IPOL.ID – Presiden Jokowi baru saja buka suara terkait penundaan pemilu. Kepala Negara menyatakan bukan hanya taat dan tunduk, tetapi juga patuh pada konstitusi.
Namun di sisi lain, presiden juga menyatakan bahwa siapa pun boleh-boleh saja mengusulkan wacana penundaan pemilu dan perpanjangan masa jabatan presiden, menteri atau partai politik, sebab ini alam demokrasi. Bebas berpendapat.
Tetapi, kalau sudah pada pelaksanaan semuanya harus tunduk dan taat pada konstitusi.
Dosen dan Pengamat Politik Universitas Bakrie Muhammad Tri Andika, menilai pernyataan Presiden Jokowi masih bersayap.
Belum secara eksplisit dan tegas menolak wacana penundaan pemilu yang sempat diangkat oleh tiga orang ketua partai.
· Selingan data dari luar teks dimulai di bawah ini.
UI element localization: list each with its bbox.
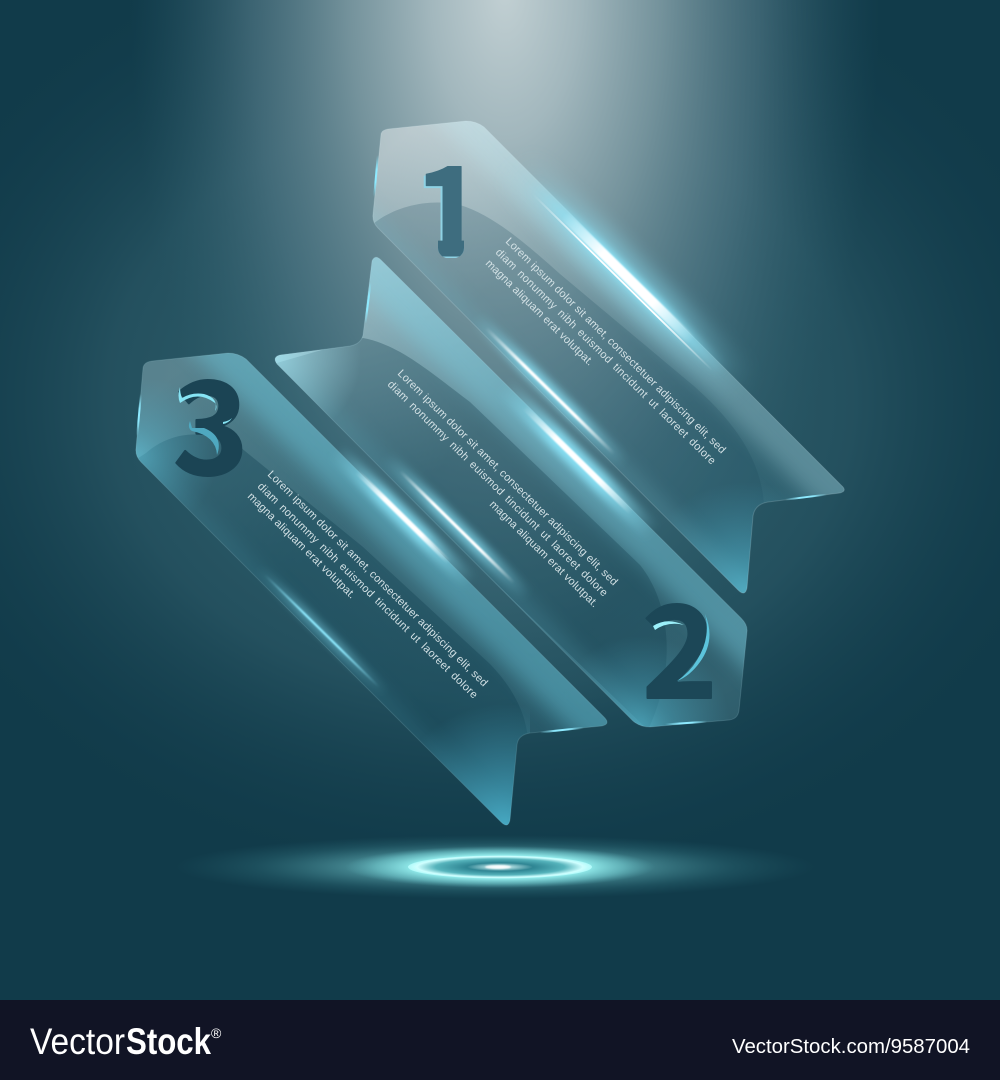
streak: panel 2 top edge <box>496 379 660 541</box>
tail glints <box>136 155 827 733</box>
text block 3: Lorem ipsum dolor sit amet, consectetuer adipiscing elit, sed <box>265 469 490 689</box>
text block 2: diam nonummy nibh euismod tincidunt ut laoreet dolore <box>385 379 610 599</box>
number 1: 1 <box>413 112 486 292</box>
streak: panel 2 lower edge <box>381 452 533 602</box>
number 1 <box>424 166 464 258</box>
footer logo <box>30 1021 222 1062</box>
number 2: 2 <box>642 550 718 735</box>
text block 2: Lorem ipsum dolor sit amet, consectetuer adipiscing elit, sed <box>395 368 620 588</box>
footer image id: VectorStock.com/9587004 <box>732 1036 970 1058</box>
streak: panel 1 lower edge <box>470 312 630 470</box>
panel 2 <box>274 257 748 728</box>
streak: panel 1 top edge <box>500 152 756 404</box>
footer logo: Vector <box>30 1021 125 1062</box>
text block 1: diam nonummy nibh euismod tincidunt ut laoreet dolore <box>493 247 718 467</box>
panel 3 <box>136 352 608 826</box>
footer logo: Stock <box>126 1021 211 1062</box>
streak: panel 3 lower edge <box>254 564 390 698</box>
streak: panel 3 top edge <box>329 444 477 590</box>
footer logo: ® <box>211 1025 222 1041</box>
text block 1: magna aliquam erat volutpat. <box>483 258 596 368</box>
number 3: 3 <box>173 326 249 511</box>
number 1: 1 <box>411 114 484 294</box>
text block 1: Lorem ipsum dolor sit amet, consectetuer adipiscing elit, sed <box>503 236 728 456</box>
text block 3: magna aliquam erat volutpat. <box>245 491 358 601</box>
footer bar <box>0 1000 1000 1080</box>
floor light ring <box>175 835 815 899</box>
panel 1 <box>372 120 845 594</box>
text block 3: diam nonummy nibh euismod tincidunt ut laoreet dolore <box>255 481 480 701</box>
text block 2: magna aliquam erat volutpat. <box>487 499 600 610</box>
light streaks <box>136 152 827 733</box>
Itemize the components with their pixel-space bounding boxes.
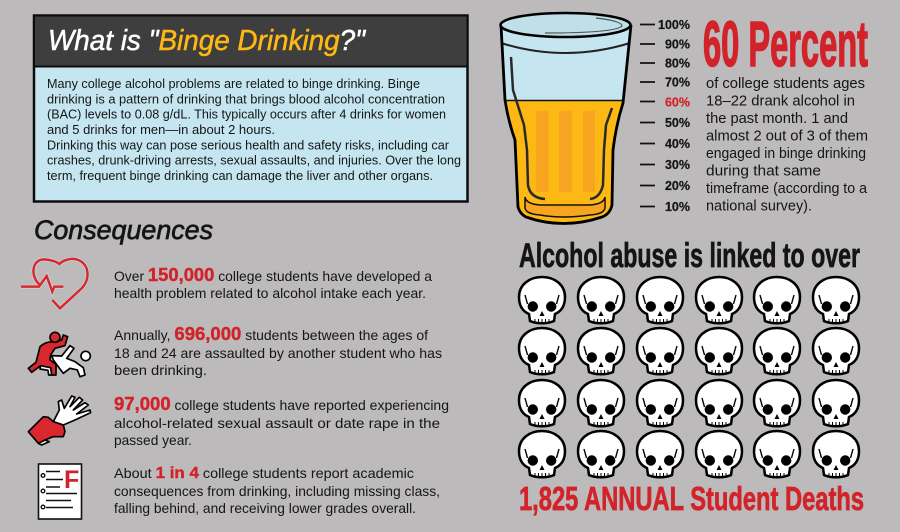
text: health consequence: Over 150,000 college students have developed a	[114, 265, 432, 285]
body text: (BAC) levels to 0.08 g/dL. This typically occurs after 4 drinks for women	[47, 108, 446, 122]
icon: beer glass	[500, 13, 631, 224]
chart scale: percent marks: 100%	[658, 18, 690, 32]
text: sexual assault consequence	[114, 394, 449, 448]
panel background	[34, 16, 468, 202]
text: survey statistic: engaged in binge drinking	[706, 146, 866, 162]
text: assault consequence: 18 and 24 are assaulted by another student who has	[114, 346, 442, 361]
text: survey statistic	[706, 76, 868, 214]
text: assault consequence: Annually, 696,000 students between the ages of	[114, 324, 428, 344]
icon: failing grade paper	[38, 464, 82, 519]
heading: What is "Binge Drinking?"	[48, 25, 367, 57]
text: health consequence	[114, 265, 432, 301]
text: survey statistic: almost 2 out of 3 of them	[706, 128, 868, 144]
chart scale: percent marks: 40%	[665, 137, 690, 151]
body text: crashes, drunk-driving arrests, sexual assaults, and injuries. Over the long	[47, 154, 461, 168]
text: survey statistic: national survey).	[706, 198, 812, 214]
icon: heart with pulse	[21, 259, 88, 308]
body text	[47, 77, 461, 183]
heading: consequences: Consequences	[34, 215, 213, 245]
chart scale: percent marks: 90%	[665, 38, 690, 52]
body text: drinking is a pattern of drinking that brings blood alcohol concentration	[47, 92, 445, 106]
body text: Many college alcohol problems are related to binge drinking. Binge	[47, 77, 420, 91]
chart scale: percent marks: 30%	[665, 158, 690, 172]
text: assault consequence	[114, 324, 442, 378]
panel: what is binge drinking	[34, 16, 468, 202]
body text: term, frequent binge drinking can damage the liver and other organs.	[47, 169, 433, 183]
header band	[34, 16, 468, 66]
text: sexual assault consequence: alcohol-related sexual assault or date rape in the	[114, 416, 440, 431]
text: health consequence: health problem related to alcohol intake each year.	[114, 286, 426, 301]
icon: failing grade paper: F	[64, 466, 79, 494]
icon: assault figures	[28, 332, 90, 377]
icon grid: skulls	[519, 277, 859, 477]
text: sexual assault consequence: 97,000 college students have reported experiencing	[114, 394, 449, 414]
chart scale: percent marks	[640, 18, 690, 214]
chart scale: percent marks: 80%	[665, 56, 690, 70]
icon: grabbed hand	[28, 396, 91, 445]
text: survey statistic: of college students ages	[706, 76, 865, 92]
text: academic consequence: consequences from drinking, including missing class,	[114, 484, 440, 499]
chart scale: percent marks: 20%	[665, 179, 690, 193]
text: survey statistic: timeframe (according to a	[706, 181, 867, 197]
chart scale: percent marks: 10%	[665, 200, 690, 214]
text: academic consequence: About 1 in 4 college students report academic	[114, 465, 414, 482]
text: survey statistic: the past month. 1 and	[706, 111, 848, 127]
text: assault consequence: been drinking.	[114, 363, 207, 378]
text: academic consequence	[114, 465, 440, 516]
text: academic consequence: falling behind, and receiving lower grades overall.	[114, 501, 416, 516]
chart scale: percent marks: 70%	[665, 76, 690, 90]
text: survey statistic: 18–22 drank alcohol in	[706, 94, 855, 110]
text: sexual assault consequence: passed year.	[114, 433, 192, 448]
text: survey statistic: during that same	[706, 164, 821, 180]
body text: and 5 drinks for men—in about 2 hours.	[47, 123, 275, 137]
chart scale: percent marks: 50%	[665, 116, 690, 130]
body text: Drinking this way can pose serious health and safety risks, including car	[47, 138, 450, 152]
chart scale: percent marks: 60%	[665, 96, 690, 110]
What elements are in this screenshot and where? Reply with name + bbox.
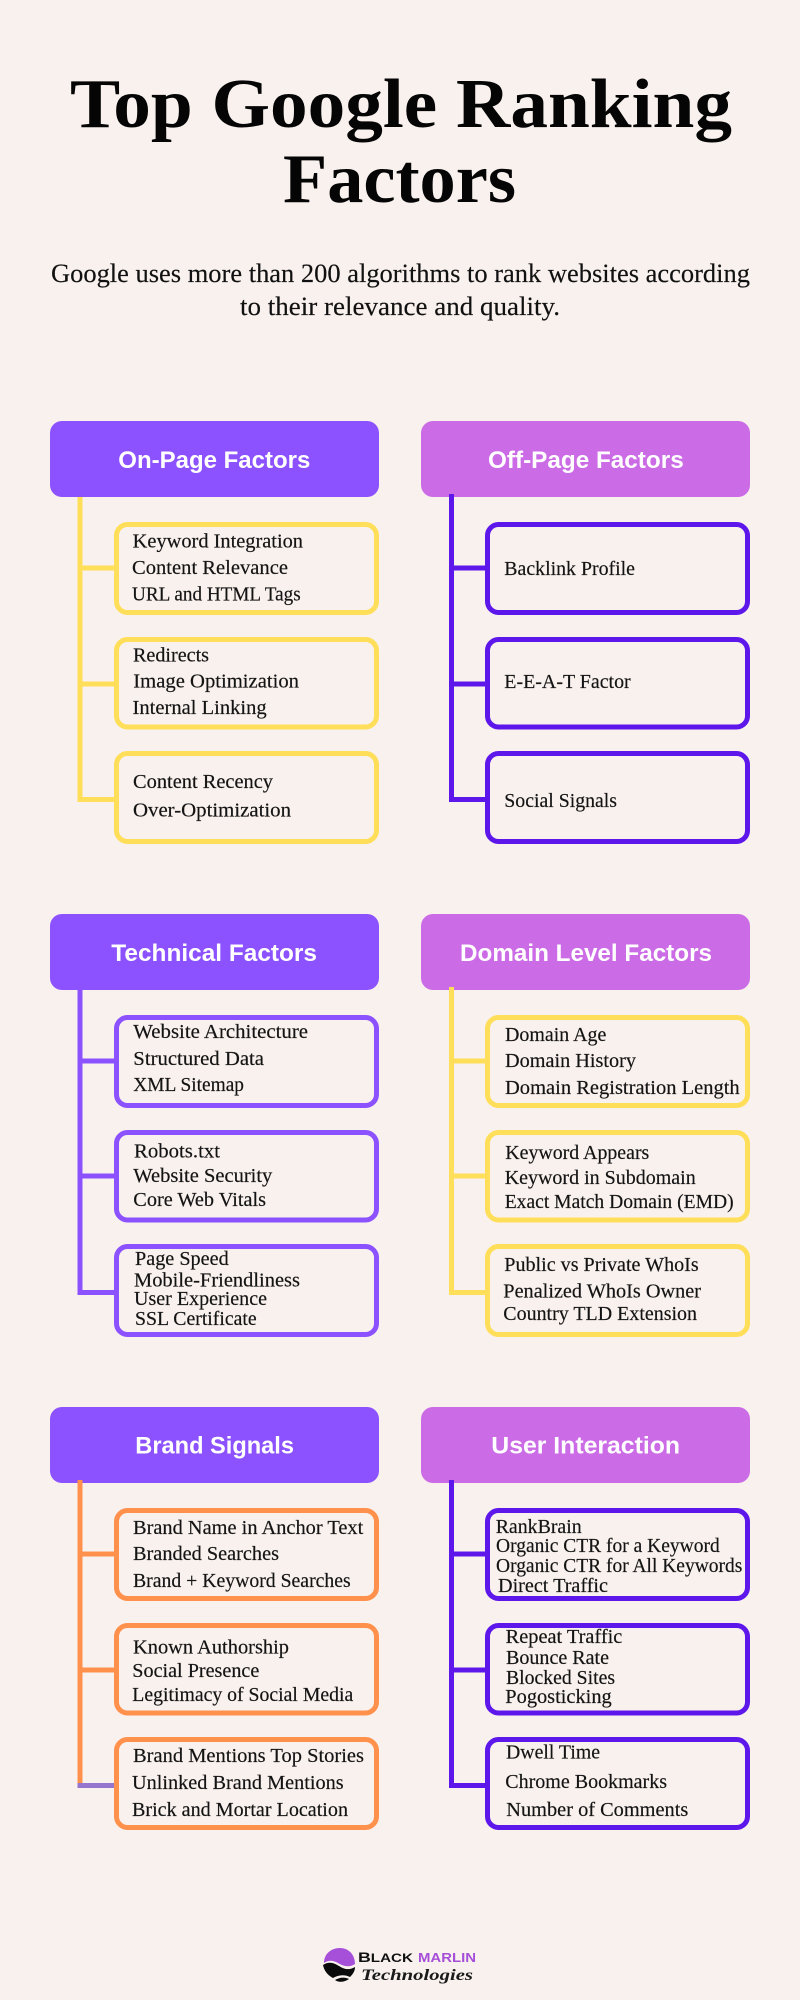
card: dwell time group xyxy=(488,1740,748,1828)
connector: brand lower branch xyxy=(78,1783,118,1788)
card: robots.txt group: Robots.txt xyxy=(134,1141,220,1163)
card: dwell time group: Dwell Time xyxy=(506,1742,600,1764)
title: Factors xyxy=(283,141,516,218)
card: whois group: Country TLD Extension xyxy=(503,1303,697,1325)
card: dwell time group: Number of Comments xyxy=(506,1799,689,1821)
card: brand name group xyxy=(116,1510,376,1598)
card: content recency group xyxy=(116,754,376,842)
heading: user interaction xyxy=(421,1407,750,1483)
card: domain age group: Domain History xyxy=(505,1050,636,1072)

“Seharusnya, pernyataan Presiden tidak boleh bersayap. Harus tegas berdiri pada konstitusi yang berlaku saat ini,” kata Muhammad Tri Andika, Selasa (8/3).
Menurut Tri Andika, saat ini konstitusi kita mengatur masa jabatan maksimal 2 kali. Karenanya, seharusnya pernyataan Presiden Jokowi sejalan dengan konstitusi itu.
Tidak perlu membuka wacana lain di luar konstitusi, meski atas nama demokrasi.
“Kalau masih seperti ini pernyataannya, kita masih ragu, apakah Presiden mendukung Pemilu 2024 berjalan sesuai konstitusi saat ini atau tidak,” ucap Andika.
Bagi Andika, aktor yang terus mendorong wacana ini adalah politisi yang tidak ingin kehilangan jabatannya.
JIka ada ketua umum partai atau anggota DPR yang juga mendukung, artinya mereka ini tidak siap berkompetisi, minim prestasi. Sehingga tidak percaya diri terpilih lagi dalam pemilu mendatang.
Oleh karena itu, elit-elit partai dan bahkan Presiden Jokowi harus menghentikan pikiran-pikiran liar seperti perpanjangan masa jabatan presiden.
“Tidak ada urgensi apapun untuk menunda pemilu 2024. Kalau wacana ini terus bergulir, akan ada biaya politik dan sosial yang sangat besar yang akan ditanggung bangsa kita,” kata Muhammad Tri Andika, Dosen Ilmu Politik Universitas Bakrie.